Par Alisea Dumery | 29 février 2024

La thématique de la symbolique dans le secteur de l’ESS n’est pas naturellement mise en rapport avec les usages et le matériels numériques au sein des structures. Cette thématique n’était à l’origine pas visée par notre projet. En effet, nous n’avions pas identifié que le matériel numérique ainsi que les usages numériques au sein des structures que nous allions observer allait être un enjeu symbolique et de distinction entre les salariés d’une même structure.

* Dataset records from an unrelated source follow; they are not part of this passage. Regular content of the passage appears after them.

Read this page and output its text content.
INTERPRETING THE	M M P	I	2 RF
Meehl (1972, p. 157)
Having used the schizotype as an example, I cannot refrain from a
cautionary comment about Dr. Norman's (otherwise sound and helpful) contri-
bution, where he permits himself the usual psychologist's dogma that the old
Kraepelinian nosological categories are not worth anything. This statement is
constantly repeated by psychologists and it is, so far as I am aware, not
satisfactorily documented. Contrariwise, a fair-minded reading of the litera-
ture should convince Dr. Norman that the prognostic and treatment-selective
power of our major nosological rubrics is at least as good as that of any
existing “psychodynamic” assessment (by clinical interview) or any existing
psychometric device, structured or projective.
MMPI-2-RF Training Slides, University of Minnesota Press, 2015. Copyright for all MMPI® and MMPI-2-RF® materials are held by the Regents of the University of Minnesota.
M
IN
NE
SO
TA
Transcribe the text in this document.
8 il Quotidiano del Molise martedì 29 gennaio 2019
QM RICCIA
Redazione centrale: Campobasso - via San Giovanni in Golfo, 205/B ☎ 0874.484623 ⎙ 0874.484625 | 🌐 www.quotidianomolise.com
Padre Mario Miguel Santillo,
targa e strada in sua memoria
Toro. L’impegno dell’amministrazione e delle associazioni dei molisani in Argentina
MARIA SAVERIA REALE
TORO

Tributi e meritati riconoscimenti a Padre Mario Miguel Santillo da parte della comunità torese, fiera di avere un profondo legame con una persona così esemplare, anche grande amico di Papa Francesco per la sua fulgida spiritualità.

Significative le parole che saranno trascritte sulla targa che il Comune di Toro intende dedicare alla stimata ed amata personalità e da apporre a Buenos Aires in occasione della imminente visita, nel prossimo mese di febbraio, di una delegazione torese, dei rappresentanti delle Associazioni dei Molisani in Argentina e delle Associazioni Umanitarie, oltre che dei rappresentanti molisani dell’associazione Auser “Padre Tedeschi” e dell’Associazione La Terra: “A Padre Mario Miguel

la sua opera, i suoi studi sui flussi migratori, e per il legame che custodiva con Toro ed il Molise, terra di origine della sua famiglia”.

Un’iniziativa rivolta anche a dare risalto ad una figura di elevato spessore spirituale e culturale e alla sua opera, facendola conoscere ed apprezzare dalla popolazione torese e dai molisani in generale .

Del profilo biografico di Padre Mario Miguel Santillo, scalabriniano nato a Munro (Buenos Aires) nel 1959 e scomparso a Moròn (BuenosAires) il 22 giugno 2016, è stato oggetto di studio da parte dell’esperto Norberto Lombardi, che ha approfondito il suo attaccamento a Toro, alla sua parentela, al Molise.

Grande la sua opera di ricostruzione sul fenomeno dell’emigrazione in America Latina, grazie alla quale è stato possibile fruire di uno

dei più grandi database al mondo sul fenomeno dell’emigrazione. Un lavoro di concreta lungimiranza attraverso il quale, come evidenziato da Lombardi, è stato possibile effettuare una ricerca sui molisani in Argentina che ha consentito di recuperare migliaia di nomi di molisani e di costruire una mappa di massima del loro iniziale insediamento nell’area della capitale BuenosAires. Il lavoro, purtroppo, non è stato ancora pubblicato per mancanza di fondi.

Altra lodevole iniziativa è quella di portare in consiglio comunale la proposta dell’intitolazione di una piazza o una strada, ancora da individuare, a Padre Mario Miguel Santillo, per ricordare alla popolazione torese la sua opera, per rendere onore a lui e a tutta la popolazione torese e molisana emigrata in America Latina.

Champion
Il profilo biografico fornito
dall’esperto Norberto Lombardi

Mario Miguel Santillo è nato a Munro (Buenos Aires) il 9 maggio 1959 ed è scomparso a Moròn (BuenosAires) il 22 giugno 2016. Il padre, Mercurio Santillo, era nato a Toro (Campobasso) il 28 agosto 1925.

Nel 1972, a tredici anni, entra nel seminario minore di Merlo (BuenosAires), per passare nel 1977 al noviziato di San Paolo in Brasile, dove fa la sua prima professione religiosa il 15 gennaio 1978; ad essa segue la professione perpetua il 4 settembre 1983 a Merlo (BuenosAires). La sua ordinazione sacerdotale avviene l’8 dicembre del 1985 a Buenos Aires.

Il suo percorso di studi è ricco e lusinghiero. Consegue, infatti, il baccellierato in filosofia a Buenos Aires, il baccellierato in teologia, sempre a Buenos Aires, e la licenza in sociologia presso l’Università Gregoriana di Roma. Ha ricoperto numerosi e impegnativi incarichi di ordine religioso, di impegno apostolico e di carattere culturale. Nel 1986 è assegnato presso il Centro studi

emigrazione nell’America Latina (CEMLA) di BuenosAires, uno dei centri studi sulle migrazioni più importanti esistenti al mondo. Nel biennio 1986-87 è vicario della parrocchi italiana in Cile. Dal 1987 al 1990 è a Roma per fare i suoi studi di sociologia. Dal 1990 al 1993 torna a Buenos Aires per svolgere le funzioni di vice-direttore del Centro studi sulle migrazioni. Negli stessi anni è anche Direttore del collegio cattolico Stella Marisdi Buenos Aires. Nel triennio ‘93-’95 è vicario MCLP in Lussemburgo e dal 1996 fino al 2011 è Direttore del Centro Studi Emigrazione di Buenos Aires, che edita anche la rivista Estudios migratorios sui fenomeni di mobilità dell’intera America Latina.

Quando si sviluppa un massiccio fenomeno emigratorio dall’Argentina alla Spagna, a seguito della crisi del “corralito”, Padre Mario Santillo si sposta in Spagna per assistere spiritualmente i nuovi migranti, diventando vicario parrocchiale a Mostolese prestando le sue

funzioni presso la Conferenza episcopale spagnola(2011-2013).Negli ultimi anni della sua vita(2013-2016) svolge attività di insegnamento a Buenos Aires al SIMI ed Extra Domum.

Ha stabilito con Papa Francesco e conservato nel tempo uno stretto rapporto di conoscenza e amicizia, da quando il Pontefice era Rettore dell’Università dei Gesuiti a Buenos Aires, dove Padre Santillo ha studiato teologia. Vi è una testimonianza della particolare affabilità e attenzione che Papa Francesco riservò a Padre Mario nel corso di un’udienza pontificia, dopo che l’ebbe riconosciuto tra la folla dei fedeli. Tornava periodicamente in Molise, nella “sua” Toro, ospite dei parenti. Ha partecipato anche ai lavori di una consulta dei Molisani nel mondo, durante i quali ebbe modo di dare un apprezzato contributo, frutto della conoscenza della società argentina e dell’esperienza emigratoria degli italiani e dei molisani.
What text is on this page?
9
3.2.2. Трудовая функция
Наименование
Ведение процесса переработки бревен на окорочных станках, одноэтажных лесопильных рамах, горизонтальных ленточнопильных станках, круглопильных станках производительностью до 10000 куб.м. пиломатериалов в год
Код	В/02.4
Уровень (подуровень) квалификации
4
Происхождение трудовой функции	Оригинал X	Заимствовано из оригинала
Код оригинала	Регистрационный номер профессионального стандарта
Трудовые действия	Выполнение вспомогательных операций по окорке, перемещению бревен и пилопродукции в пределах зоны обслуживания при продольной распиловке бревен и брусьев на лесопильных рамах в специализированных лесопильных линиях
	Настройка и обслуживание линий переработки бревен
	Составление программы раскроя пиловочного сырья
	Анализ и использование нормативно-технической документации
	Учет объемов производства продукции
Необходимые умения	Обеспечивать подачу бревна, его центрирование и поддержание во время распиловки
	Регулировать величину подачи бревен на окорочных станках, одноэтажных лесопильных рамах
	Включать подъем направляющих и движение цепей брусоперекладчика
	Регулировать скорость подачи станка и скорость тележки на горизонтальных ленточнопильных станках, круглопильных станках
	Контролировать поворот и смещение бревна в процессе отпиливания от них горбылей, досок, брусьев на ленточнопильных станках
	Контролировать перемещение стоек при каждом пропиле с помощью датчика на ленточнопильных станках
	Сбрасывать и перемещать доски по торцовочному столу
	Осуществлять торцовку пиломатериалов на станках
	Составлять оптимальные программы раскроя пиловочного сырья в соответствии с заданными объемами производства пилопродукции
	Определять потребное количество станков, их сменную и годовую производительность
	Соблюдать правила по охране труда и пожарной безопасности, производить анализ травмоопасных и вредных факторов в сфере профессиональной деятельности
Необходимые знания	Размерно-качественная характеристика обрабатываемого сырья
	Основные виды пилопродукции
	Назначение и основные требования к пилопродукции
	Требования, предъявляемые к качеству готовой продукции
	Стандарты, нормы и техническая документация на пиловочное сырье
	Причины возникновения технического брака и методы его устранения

Les symboles sont des éléments représentatifs qui évoquent une idée ou un concept au-delà de sa forme concrète. De nombreux objets du quotidien possèdent une telle portée, partagée collectivement ou personnellement. On retrouve ces objets dans notre vie personnelle mais aussi dans notre vie professionnelle. 

Or, si les outils numériques ont progressivement intégré les milieux professionnels, leur diffusion fait également l’objet de discussions et parfois de frustration au sein des organisations.

Une hiérarchie tacite entre sachants et non-sachants

Si à priori leur distribution se fait en fonction des compétences et des rôles établis, elle reflète alors la hiérarchie établie entre les sachants et les non sachants. En effet, à quoi bon donner un ordinateur portable à quelqu’un qui ne sait pas s’en servir ? Pourquoi renouveler le matériel informatique d’une personne qui ne s’en sert pas bien ?

Sans que ces questions ne ressortent directement dans la plupart des observations que nous avons réalisées, la distribution du matériel informatique au sein des organisations de l’ESS ayant intégré notre protocole n’est jamais claire et lisible. Aurélie Dudézert, Nathalie Mitev et Ewan Oiry dans l’article « Numérique et symbolique » affirment que « Cette dimension symbolique associée aux TI en fait un vecteur puissant de construction du sens pour les acteurs en particulier dans leurs pratiques de travail ». 

De fait, ne pas distribuer tel ou tel outil numérique à un salarié contribue à son sentiment de non-sachant et à la crainte associée à son usage futur. Au-delà de cet aspect, cette absence d’équité a comme enjeu la reconnaissance et la valorisation des individus au sein des organisations.

L’inégalité dans la répartition des ressources

On peut également élargir le champ des outils numériques aux logiciels et aux formations, qui restent à la fois une énigme pour le salarié de l’ESS. Cette inégalité dans la répartition des outils, des formations et des logiciels numériques n’est pas que du fait de la direction. En effet, les salariés eux-mêmes contribuent à cette hiérarchie numérique en identifiant au sein des équipes des personnes qui seront en charge de l’usage du numérique pour le groupe. Or l’absence de formalisation peut entraîner des tensions au sein des équipes.

Comment s’incarne alors concrètement cette iniquité dans la répartition du matériel ? À la fois par la distribution par exemple de téléphones professionnels au sein de certaines structures pour des fonctions identifiées comme les chefs d’équipe par exemple, mais aussi par le renouvellement régulier de certains ordinateurs pour certains postes (dans le secteur de la communication par exemple).

Pour conclure, cette iniquité dans la répartition du matériel numérique au sein des structures de l’ESS contribue au sentiment que le numérique n’est pas un outil neutre, qu’il est vecteur de symboles forts. Or, cette représentation des outils numériques, des logiciels et des formations constituent un frein dans l’appropriation large des nouvelles technologies et invitent à des pratiques informelles du numérique non répertoriées au sein des organisations.